As a prepackaged constituent of WPB, it is not surprising that Ang-2 levels on ICU admission are increased in response to early endothelial activation in critically ill patients [21, 32, 3942]. However, the predictive utility of Ang-2 throughout the course of critically illness is poorly characterized and has not been tested specifically in AKI patients at the initiation of RRT. As in our previous study on Ang-2 admission levels in medical ICU patients [21], we could identify elevated Ang-2 (measured at initiation of RRT) as an independent predictor of 28-day mortality in a multivariate Cox model. Moreover, non-survivors not only presented with higher Ang-2 levels at initiation of RRT, but also showed elevated Ang-2 levels at day 14 compared to survivors, respectively. Interestingly, we recently detected a very similar predictive Ang-2 pattern during a 72-h time course in septic patients [17].

In addition to the classical Cox’s regression approach [30], recursive partitioning identified a distinctive Ang-2 cutoff value (8.78 ng/ml) that best segregates survivors from non-survivors. However, due to a rather poor positive predictive value of only 53%, a serum Ang-2 level of ≥8.78 ng/ml does not serve as a robust biomarker for predicting mortality, at least in this cohort of patients. Importantly, however, a serum Ang-2 level <8.78 ng/ml may have the potential to predict survival with a negative predictive value of 92%. In other words, the observed mortality was only 10.3% in patients with an Ang-2 level <8.78 ng/ml, despite a predicted average hospital mortality of 55% according to the APACHE II score. These data indicate an important limitation for Ang-2 as an outcome-specific biomarker: low Ang-2 is an excellent indicator of survival, but elevated Ang-2 is not necessarily associated with high mortality in an individual patient.

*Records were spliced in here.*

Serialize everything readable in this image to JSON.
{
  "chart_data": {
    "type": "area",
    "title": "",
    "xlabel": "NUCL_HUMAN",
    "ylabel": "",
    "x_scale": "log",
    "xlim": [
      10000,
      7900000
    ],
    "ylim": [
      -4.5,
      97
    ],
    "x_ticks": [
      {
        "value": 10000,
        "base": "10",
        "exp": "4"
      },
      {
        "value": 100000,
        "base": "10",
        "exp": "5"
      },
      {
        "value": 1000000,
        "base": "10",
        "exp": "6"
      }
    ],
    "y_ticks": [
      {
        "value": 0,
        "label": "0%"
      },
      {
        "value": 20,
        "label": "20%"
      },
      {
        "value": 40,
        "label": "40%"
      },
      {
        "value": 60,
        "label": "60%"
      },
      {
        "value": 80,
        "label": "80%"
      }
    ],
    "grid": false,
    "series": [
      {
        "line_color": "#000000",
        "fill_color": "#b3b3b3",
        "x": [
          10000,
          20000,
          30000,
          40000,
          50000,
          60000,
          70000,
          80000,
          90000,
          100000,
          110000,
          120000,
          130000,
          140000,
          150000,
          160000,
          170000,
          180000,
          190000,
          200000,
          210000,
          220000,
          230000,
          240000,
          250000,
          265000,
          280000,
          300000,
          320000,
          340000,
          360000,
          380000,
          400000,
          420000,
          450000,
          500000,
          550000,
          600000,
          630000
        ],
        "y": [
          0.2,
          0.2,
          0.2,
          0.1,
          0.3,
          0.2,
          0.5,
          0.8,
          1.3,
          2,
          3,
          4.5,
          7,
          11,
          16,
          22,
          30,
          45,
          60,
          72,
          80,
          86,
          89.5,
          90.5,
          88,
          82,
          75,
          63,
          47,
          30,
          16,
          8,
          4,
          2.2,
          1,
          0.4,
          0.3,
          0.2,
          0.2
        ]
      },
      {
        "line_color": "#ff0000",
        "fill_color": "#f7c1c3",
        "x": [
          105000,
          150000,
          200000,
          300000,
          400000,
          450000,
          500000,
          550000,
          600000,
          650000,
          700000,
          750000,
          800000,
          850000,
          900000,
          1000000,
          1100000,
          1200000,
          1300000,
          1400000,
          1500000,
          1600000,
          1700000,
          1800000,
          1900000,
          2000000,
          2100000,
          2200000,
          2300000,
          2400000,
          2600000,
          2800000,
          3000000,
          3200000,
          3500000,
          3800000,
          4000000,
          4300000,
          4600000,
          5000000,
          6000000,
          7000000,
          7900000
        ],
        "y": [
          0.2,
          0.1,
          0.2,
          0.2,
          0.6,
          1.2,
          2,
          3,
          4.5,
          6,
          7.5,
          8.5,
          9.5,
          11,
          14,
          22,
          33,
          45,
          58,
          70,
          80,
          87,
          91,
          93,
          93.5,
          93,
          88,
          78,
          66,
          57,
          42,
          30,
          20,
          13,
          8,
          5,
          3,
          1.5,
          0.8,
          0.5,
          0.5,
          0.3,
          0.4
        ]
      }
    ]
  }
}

Several limitations of the current study deserve discussion. First, the robustness of RIFLE for outcome prediction has been demonstrated by several large observational studies [25, 43]. However, RIFLE did not predict mortality or secondary outcomes in the current study. Second, standardized mortality ratios at either ICU admission or initiation of RRT were much lower than expected from severity of disease scorings and did not increase with RIFLE classes. Both findings may be explained by substantial differences in study design. Of note, our study population consisted exclusively of patients requiring RRT. Hence, the robustness of RIFLE is hampered by low numbers of subjects with RIFLE-Risk and -Injury, and the absence of non-AKI patients. In addition, patients were classified by RIFLE at initiation of RRT, whereas most investigators have used other time points (e.g., worst RIFLE during the study period) [43]. However, our results are in accordance with a study by Maccariello et al. [5], who reported that RIFLE was not associated with outcome in critically ill patients requiring RRT. Finally, it must also be pointed out that our study population was more critically ill than those described by previous studies on AKI [5, 25, 43], as evidenced by high average APACHE II scores, both at initiation of RRT and ICU admission (33 and 29 points). This fact might also explain the unusually low ratios of observed to predicted mortality. In future studies, we will compare the predictive ability of circulating Ang-2 with additional AKI scores (e.g., Cleveland clinic score) and urinary biomarkers of AKI (e.g., NGAL) in a longitudinal fashion.

In summary, the results from this study indicate that circulating Ang-2 is as a strong and independent predictor of mortality in ICU patients with dialysis-dependent AKI. Given the limited value of severity-of-illness scoring, circulating Ang-2 may serve as a valuable biomarker in critical care nephrology.